Nie Wei, Zhang Ruoxian, Hu Chao, Jin Tengchuan, Wei Xi, Cui Hua
Key Laboratory of Precision and Intelligent Chemistry, iChEM (Collaborative Innovation Center of Chemistry for Energy Materials), Department of Chemistry, University of Science and Technology of China, Hefei, Anhui, 230026, PR China.
Laboratory of Structural Immunology, CAS Key Laboratory of Innate Immunity and Chronic Diseases, CAS Center for Excellence in Molecular Cell Science, Division of Life Sciences and Medicine, University of Science and Technology of China, Hefei, Anhui, 230027, PR China.
Biosens Bioelectron. 2023 Nov 15;240:115662. doi: 10.1016/j.bios.2023.115662. Epub 2023 Sep 1.

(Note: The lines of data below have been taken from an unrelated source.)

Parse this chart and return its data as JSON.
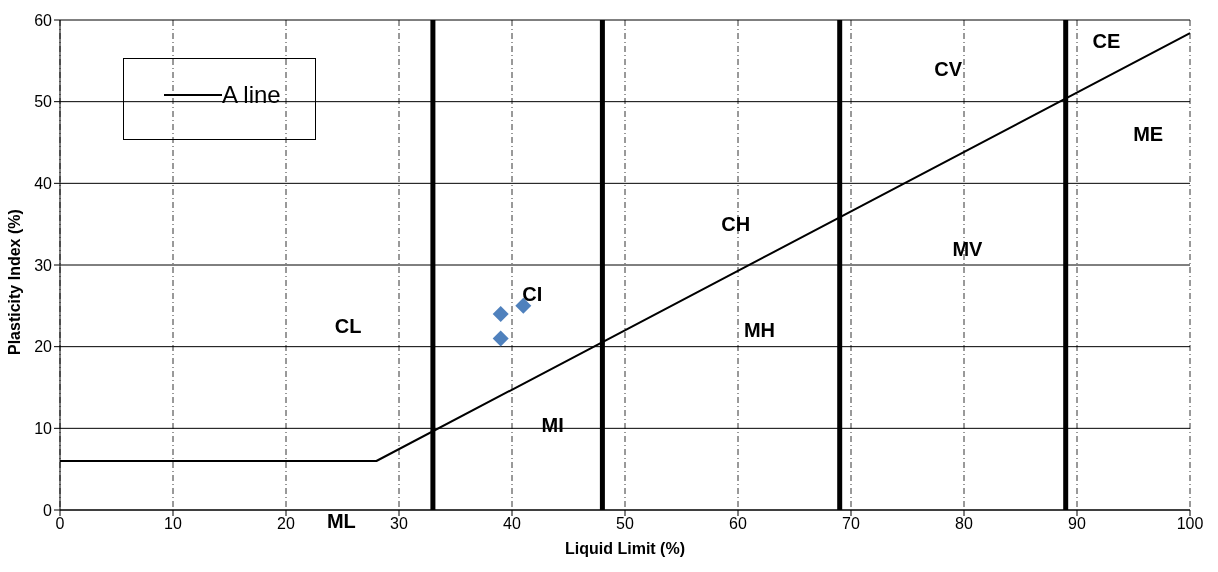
{
  "chart_data": {
    "type": "scatter",
    "xlabel": "Liquid Limit (%)",
    "ylabel": "Plasticity Index (%)",
    "xlim": [
      0,
      100
    ],
    "xticks": [
      0,
      10,
      20,
      30,
      40,
      50,
      60,
      70,
      80,
      90,
      100
    ],
    "ylim": [
      0,
      60
    ],
    "yticks": [
      0,
      10,
      20,
      30,
      40,
      50,
      60
    ],
    "grid": true,
    "legend": "top left",
    "series": [
      {
        "name": "A line",
        "type": "line",
        "color": "#000000",
        "x": [
          0,
          28,
          100
        ],
        "values": [
          6,
          6,
          58.4
        ],
        "marker": "none",
        "line_style": "solid"
      },
      {
        "color": "#4f81bd",
        "x": [
          39,
          39,
          41
        ],
        "values": [
          24,
          21,
          25
        ],
        "marker": "diamond"
      }
    ],
    "ref_lines": [
      {
        "axis": "x",
        "value": 33,
        "color": "#000000"
      },
      {
        "axis": "x",
        "value": 48,
        "color": "#000000"
      },
      {
        "axis": "x",
        "value": 69,
        "color": "#000000"
      },
      {
        "axis": "x",
        "value": 89,
        "color": "#000000"
      }
    ],
    "annotations": [
      "CL",
      "CI",
      "CH",
      "CV",
      "CE",
      "ME",
      "MV",
      "MH",
      "MI",
      "ML"
    ]
  }
}
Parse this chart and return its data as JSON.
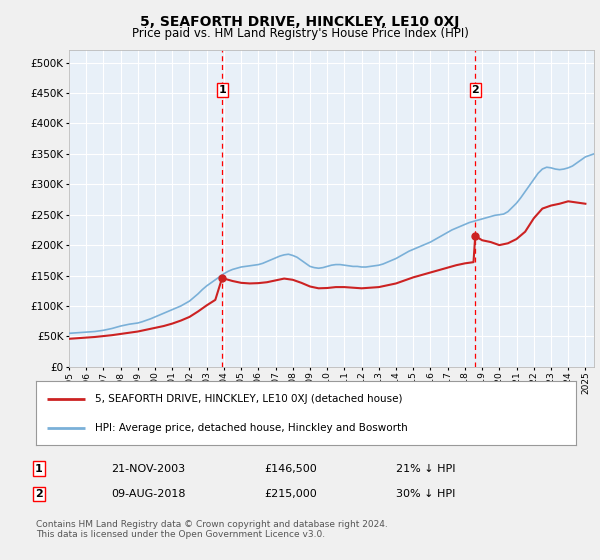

SARS-CoV-2 antigen detection plays a key role in the rapid diagnosis of COVID-19. However, current clinically used immunoassays are often limited by assay throughput, sensitivity, accuracy, and field operating conditions. To address these challenges, we constructed a self-enhanced electrochemiluminescence (ECL) array chip (SEAC) for highly sensitive and label-free detection of SARS-CoV-2 nucleocapsid protein (N protein) with a facile and portable assay setup. Firstly, the self-enhanced ECL nanomaterials with inherent film-forming properties were synthesized by co-doping Ru(bpy) and polyethyleneimine (PEI) in silica nanoparticles (Ru/PEI@SiO). Secondly, a resistance-induced potential difference-based single-electrode electrochemical system (SEES) was adapted to serve as the electrode array to facilitate one-step assembly without the need for chip alignment. Thirdly, the chip electrode array was functionalized with the synthesized self-enhanced ECL emitters and captured antibodies. In addition, a portable detection box equipped with a smartphone was 3D-printed to serve as the chip holder and "dark room" for imaging acquisition. The SEAC performance was validated with N protein with a limit of detection (LOD) of 0.47 pg/mL in the range of 1-10,000 pg/mL. Furthermore, the chip successfully detected the viral antigen residue as low as 1.92 pg/mL from diluted rehabilitation patients' serum samples. This is the first study reporting label-free detection of SARS-Cov-2 N protein based on a self-enhanced ECL immunosensor, which provides a novel facile method for highly sensitive diagnosis of COVID-19 with high throughput, portability, and low cost.
严重急性呼吸综合征冠状病毒2(SARS-CoV-2)抗原检测在2019冠状病毒病(COVID-19)的快速诊断中起着关键作用。然而,目前临床使用的免疫测定法常常受到检测通量、灵敏度、准确性和现场操作条件的限制。为应对这些挑战,我们构建了一种自增强电化学发光(ECL)阵列芯片(SEAC),用于以简便且便携的检测装置对SARS-CoV-2核衣壳蛋白(N蛋白)进行高灵敏度和无标记检测。首先,通过在二氧化硅纳米颗粒(Ru/PEI@SiO)中共掺杂钌(联吡啶)(Ru(bpy))和聚乙烯亚胺(PEI)合成具有固有成膜特性的自增强ECL纳米材料。其次,采用基于电阻诱导电位差的单电极电化学系统(SEES)作为电极阵列,以利于一步组装,无需芯片对齐。第三,用合成的自增强ECL发光体和捕获抗体对芯片电极阵列进行功能化。此外,还3D打印了一个配备智能手机的便携式检测盒,用作芯片支架和成像采集的“暗室”。在1-10000 pg/mL范围内,用N蛋白验证了SEAC的性能,检测限(LOD)为0.47 pg/mL。此外,该芯片成功检测到来自康复患者稀释血清样本中低至1.92 pg/mL的病毒抗原残留。这是第一项基于自增强ECL免疫传感器无标记检测SARS-CoV-2 N蛋白的研究,为COVID-19的高通量、便携且低成本的高灵敏度诊断提供了一种新颖简便的方法。